You will optimize a routine to multiply square matrices. Matrix multiplication is a basic building block in many scientific computations; and since it is an O(n3) algorithm, these codes often spend a lot of their time in matrix multiplication. The most naive code to multiply matrices is short, sweet, simple, and very slow:
for i = 1 to n
for j = 1 to m
for k = 1 to m
C(i,j) = C(i,j) + A(i,k) * B(k,j)
end
end
end
We're providing implementations of the trivial unoptimized matrix multiply code in C and Fortran, and a very simple blocked implementation in C. We're also providing a wrapper for the BLAS (Basic Linear Algebra Subroutines) library. The BLAS is a standard interface for building blocks like matrix multiplication, and many vendors provide optimized versions of the BLAS for their platforms. You may want to compare your routines to codes that others have optimized; if you do, think about the relative difficulty of using someone else's library to writing and optimizing your own routine. Knowing when and how to make use of standard libraries is an important skill in building fast programs!
The unblocked routines we provide do as poorly as you'd expect, and the blocked routine provided doesn't do much better.

The performance of the two routines is shown above. The naive unblocked routine is the "three loops" curve, and is just the standard three nested loops. The blocked code (block size of 56, selected as the "best" in an exhaustive search of square tile sizes up to 64) is shown in green.
Characterizing the peak performance is slightly tricky. The processors here are running at 1.3GHz and have two floating-point units, so the maximum rate of executing instructions is 2.6GHz or 2.6 GFlop/s. Each of those instructions can be a fused multiply-add, effectively running two operations at once. A matrix multiplication can take advantage of that, raising the peak performance to roughly 5.2 GFlop/s. These routines are achieving around 30% of peak.
However, the unblocked routine's performance completely dies on matrices larger than 511 x 511, while the blocked routine gives more consistent performance for all the tested sizes. Note the performance dips at powers of 2 (cache conflicts). The machine used for this diagram has a 3 MiB external cache, and 3 matrices * 512x512 entries * 8 bytes/entry is 6 MiB, leading to the first mystery.
You need to write a dgemm.c that contains a function with the following C signature:
void
square_dgemm (const unsigned M,
const double *A, const double *B, double *C)
If you would prefer, you can also write a Fortran function in a file fdgemm.f:
subroutine sdgemm(M, A, B, C)
c
c .. Parameters ..
integer M
double precision A(M,M)
double precision B(M,M)
double precision C(M,M)
Note that the matrices are stored in column-major order. Also, your program will actually be doing a multiply and add operation:
C := A*B + C
Look at the code in basic_dgemm.c if you find this confusing.
The necessary files are in tuning-matmul.tar. Included are the following:
We will be testing on the 1.3GHz Itanium2 nodes. The nodes listed in nodes-fast are currently 1.3GHz, dual-processor nodes. To restrict what servers are used by gexec, you can set the GEXEC_SVRS environment variable. For instance, to use c42 and c19, you set GEXEC_SVRS to "c42 c19":
bash% GEXEC_SVRS="c42 c19" gexec uname -n 0 c42 1 c19
You can use GEXEC_SVRS="`cat nodes-fast`" to pick from the faster nodes.

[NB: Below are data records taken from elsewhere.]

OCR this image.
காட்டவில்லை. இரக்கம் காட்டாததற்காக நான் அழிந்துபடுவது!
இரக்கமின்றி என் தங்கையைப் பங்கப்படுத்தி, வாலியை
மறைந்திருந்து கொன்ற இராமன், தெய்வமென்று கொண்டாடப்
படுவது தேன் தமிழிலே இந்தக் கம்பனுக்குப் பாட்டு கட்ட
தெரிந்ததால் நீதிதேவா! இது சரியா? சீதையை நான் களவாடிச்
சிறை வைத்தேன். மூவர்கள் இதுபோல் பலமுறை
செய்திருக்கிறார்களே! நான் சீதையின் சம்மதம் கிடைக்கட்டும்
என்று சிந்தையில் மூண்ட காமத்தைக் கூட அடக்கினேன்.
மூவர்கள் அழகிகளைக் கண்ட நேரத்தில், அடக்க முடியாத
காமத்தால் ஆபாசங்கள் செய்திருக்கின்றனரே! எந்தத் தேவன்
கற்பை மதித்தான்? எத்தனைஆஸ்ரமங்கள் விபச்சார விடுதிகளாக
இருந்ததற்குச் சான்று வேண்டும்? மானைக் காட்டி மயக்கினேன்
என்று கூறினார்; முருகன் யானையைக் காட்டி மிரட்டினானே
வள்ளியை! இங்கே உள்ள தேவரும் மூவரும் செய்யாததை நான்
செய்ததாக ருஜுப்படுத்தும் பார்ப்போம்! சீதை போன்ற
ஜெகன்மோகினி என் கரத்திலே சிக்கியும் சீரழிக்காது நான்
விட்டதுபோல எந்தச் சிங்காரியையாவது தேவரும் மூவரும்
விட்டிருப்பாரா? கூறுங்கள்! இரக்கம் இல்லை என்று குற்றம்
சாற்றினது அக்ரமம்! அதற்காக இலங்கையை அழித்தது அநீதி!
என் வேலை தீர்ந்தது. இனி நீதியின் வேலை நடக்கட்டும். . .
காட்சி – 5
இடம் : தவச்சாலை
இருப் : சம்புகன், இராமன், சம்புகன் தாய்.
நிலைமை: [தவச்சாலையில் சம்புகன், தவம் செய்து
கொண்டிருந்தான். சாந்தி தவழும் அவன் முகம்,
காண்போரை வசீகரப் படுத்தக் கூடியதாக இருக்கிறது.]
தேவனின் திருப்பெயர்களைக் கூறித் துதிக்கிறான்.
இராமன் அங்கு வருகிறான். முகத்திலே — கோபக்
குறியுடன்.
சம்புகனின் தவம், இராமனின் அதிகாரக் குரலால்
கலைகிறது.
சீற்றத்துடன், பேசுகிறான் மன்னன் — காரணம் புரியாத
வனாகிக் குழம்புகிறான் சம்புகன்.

The y-axis in the gnuplot script plots is labeled MFlop/s, but really it should be "MFlop/s assuming you were using the standard algorithm." If you use something like Strassen's, we will still measure time/(2n3). However, the numerical error checking may haunt you.
You will get a lot of improvement from tiling, but you may want to play with other optimizations, too. Strassen-like algorithms, copy optimizations, recursive data layout, ... you can get some pretty elaborate optimization strategies. We'll cover some of the possibilities in discussion, but you might want to do some independent reading, too. The off-limit "optimizations" are those which weaken the floating point system: No flush-to-zero mode.
Your group needs to submit your group's dgemm.c (or fdgemm.c), Makefile (for compiler options) and a write-up. Your write-up should contain
To show the results of your optimizations, include a graph comparing your dgemm.c with the included basic_dgemm.c. For the last requirement, try your tuned dgemm.c on another hardware platform (like the x86 Millennium nodes, a Sun box, etc.) and explain why it performs poorly. Your explanations should rely heavily on knowledge of the memory hierarchy. (Benchmark graphs help.)
Please tar up your group's dgemm.c, write-up, and associated files and mail the TA either an encoded tar file (uuencode or Base-64) or a URL from which we can retrieve the tar file.
The race will be held during a discussion section, exact date to be announced.